Littmann also expressed concerns that the board is attempting to shift risk to outside contractors. “That requires a sophisticated facilities manager, but too many of the experienced people are now gone,” Littmann said.

LAUSD Superintendent Ramon Cortines saw the confusion over the contracts as a miscommunication during a transition in the construction process. He explained that as the construction process is slowing down and the district is dealing with budget issues. The board wanted to emphasize using employees rather than contractors, he says, and made a no-subcontractors rule. “We didn’t do a very good job communicating board policy about not allowing subcontractors so the people who let the contracts were not aware of it,” Cortines said. “The contracts weren’t illegal, but they didn’t follow policy.”

Cortinez emphasized that LAUSD still needs experienced contractors. “We just need to do it the right way,” he said.

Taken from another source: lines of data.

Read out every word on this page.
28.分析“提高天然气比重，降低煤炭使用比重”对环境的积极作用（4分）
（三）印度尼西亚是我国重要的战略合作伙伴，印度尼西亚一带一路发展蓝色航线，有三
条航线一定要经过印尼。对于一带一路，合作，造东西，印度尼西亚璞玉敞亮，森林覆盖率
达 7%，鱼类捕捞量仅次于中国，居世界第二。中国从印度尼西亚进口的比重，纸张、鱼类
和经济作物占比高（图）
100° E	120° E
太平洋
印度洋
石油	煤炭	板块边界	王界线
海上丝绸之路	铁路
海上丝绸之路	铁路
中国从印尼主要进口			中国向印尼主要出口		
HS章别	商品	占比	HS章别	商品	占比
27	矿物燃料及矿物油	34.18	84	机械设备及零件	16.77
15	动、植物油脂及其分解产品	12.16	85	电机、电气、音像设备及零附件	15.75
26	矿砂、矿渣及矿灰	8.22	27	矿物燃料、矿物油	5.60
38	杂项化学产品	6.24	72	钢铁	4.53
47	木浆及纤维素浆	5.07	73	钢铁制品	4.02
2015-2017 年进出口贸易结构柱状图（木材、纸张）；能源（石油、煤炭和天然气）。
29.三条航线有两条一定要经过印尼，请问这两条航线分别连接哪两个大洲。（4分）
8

The subcontractor debate was not the first time in 2010 that LAUSD came under scrutiny for contracting practices. In October, Los Angeles City Controller Wendy Greuel released the first-ever audit of LAUSD’s construction program at the request of Cortines. The auditors’ report found that from 2002 to 2005, LAUSD’s policies and oversight for how contractors was selected were “weak.” The program led to potential conflicts of interest, including 225 instances where a regional director sat on a panel that selected the person’s employer as a contractor. However, it noted that from 2006 on, the district had “undergone a dramatic improvement and has done a good job ensuring the integrity of the selection process.”